We have a script that applies group "programmer" ownership and write
permissions on all files & dirs under a given directory, and we use that
on a few dirs where we made sure that wouldn't break anything. Like,
/u/foo/appl, /u/foo/bin, /srv/www/htdocs etc, but like, not just
anywhere, not /etc for example. A given developer will have to run the
regular setperms followed by the programmer group perms setter every
once in a while. If you're careful, it can be infrequent.
In theory, git shouldn't be breaking any perms, at least on files that
already exist, but any time git creates a new file locally, that file
ends up having the ownership & perms dictated by the users ordinary
login name & umask setting.
It was a rocky start for several weeks, only started a few months ago.

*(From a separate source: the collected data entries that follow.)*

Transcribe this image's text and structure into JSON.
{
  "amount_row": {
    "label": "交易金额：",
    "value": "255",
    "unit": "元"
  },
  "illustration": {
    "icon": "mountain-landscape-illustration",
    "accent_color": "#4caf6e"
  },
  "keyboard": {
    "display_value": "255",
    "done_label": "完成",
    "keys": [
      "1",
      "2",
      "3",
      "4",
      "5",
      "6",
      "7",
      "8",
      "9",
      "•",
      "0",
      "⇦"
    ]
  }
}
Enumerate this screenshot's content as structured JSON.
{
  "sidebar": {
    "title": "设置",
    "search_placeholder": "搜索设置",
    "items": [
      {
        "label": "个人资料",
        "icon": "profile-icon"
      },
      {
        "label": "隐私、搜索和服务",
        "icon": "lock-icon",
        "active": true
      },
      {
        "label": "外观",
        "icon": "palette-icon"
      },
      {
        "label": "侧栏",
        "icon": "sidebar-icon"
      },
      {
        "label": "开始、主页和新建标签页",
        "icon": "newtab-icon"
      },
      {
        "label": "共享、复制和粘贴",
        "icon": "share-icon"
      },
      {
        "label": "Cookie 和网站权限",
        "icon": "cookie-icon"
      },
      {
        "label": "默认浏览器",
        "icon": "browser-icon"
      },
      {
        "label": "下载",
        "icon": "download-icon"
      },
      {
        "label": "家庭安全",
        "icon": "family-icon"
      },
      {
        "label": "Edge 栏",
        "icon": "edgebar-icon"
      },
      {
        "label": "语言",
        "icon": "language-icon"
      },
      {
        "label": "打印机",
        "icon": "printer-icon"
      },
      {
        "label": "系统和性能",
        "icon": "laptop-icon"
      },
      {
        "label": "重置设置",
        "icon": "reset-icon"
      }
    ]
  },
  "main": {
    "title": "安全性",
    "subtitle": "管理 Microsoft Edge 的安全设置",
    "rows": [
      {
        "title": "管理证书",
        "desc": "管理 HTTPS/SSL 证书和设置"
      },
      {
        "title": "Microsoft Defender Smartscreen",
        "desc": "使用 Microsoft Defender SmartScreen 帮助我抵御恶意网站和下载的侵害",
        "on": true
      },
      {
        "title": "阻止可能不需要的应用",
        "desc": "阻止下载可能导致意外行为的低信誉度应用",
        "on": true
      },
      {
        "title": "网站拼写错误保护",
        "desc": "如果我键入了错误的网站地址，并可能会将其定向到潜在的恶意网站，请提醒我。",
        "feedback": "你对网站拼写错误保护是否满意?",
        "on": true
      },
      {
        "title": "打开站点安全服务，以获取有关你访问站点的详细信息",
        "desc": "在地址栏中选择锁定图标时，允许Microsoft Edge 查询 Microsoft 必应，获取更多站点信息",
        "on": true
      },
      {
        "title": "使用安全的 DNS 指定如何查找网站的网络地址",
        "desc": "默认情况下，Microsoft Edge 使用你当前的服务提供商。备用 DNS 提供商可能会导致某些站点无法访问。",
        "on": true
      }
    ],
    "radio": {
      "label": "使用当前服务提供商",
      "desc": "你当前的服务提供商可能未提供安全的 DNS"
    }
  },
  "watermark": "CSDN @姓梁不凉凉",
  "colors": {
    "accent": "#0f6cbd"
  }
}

But I have been having pretty good luck on my own vm the last few weeks.
I haven't had to run the perms fixup scripts in a while.
We do also have a service called watcher.py that is supposed to be using
intotify to watch for file creations and setting the special perms
automatically any time something is created in one of the watched trees,
but I don't think it's working, or maybe just isn't configured right. Or
maybe it is working now and that's why I've had good luck lately.